The Lumber Cartel was a supposed conspiracy that backed anti-spammers.
Somewhere around late 1997, some email spammers and people who sympathized with them started to develop a conspiracy theory, which was later brought to the attention of anti-spammers in Usenet. According to them, the anti-spam efforts were funded by several major lumber companies. The logic in that is that these companies first destroy the forests, and make paper out of them, which is then in turn used to send bulk mail. Since e-mail spam is almost free to send and doesn't use paper at all, the lumber companies obviously wanted to stop it before it would surpass paper-based bulk mailing, which, according to conspiracy theorists, was already considerably cutting in their profits. Spammers in general tended to say that one of the big good things about spam was that it was ecologically more viable, and that they were doing their part to help the nature.

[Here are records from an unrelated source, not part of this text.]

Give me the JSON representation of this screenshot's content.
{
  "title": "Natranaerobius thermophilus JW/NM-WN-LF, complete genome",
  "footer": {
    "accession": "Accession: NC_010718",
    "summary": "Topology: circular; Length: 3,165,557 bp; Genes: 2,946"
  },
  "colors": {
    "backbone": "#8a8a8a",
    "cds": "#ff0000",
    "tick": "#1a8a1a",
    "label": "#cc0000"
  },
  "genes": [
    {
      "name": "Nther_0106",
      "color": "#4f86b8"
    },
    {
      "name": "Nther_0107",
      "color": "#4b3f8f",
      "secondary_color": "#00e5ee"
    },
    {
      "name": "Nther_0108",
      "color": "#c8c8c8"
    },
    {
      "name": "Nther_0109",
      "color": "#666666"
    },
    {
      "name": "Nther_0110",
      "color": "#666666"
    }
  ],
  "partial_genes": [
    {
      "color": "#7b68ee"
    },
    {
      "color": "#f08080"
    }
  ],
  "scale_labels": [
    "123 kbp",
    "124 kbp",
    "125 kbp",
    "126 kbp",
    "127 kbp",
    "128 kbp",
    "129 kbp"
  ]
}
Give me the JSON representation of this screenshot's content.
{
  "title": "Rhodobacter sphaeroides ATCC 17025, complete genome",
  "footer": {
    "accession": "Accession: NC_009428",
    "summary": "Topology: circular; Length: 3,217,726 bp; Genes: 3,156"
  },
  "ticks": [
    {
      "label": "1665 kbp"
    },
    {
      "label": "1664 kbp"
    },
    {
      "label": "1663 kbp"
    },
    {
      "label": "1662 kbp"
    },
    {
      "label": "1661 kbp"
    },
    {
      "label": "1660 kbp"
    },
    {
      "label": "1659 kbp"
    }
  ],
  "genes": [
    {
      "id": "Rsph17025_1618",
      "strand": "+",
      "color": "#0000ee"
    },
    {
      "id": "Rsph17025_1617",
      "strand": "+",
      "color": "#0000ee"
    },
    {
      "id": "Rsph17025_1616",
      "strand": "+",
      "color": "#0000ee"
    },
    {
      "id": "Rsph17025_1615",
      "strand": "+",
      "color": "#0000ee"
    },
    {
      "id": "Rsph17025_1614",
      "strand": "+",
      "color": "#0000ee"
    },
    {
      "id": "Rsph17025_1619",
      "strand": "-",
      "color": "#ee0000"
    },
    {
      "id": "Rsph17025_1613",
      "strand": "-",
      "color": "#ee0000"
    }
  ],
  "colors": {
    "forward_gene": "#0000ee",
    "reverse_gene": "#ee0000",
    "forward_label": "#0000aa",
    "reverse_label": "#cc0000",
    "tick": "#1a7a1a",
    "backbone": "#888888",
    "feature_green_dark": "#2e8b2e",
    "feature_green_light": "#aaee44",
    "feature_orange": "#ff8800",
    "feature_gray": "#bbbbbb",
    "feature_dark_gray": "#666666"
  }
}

Anti-spammers, of course, were quick to point out that this reasoning is far from truth. There are lots of reasons why e-mail spam was, and continues to be, a threat to the Internet, and why people continue to fight spam either on their spare time or professionally. Furthermore, lumber companies themselves have little to do with paper companies, and bulk mail constitutes only a small part of total paper use.
Anti-spammers started to ridicule the spammers for coming up with this conspiracy, and even formed a group of their own, known as "The Lumber Cartel". Many anti-spammers proudly proclaimed, in their email and Usenet signatures, they were part of The Lumber Cartel, a statement which was immediately followed by letters "TINLC" (There Is No Lumber Cartel).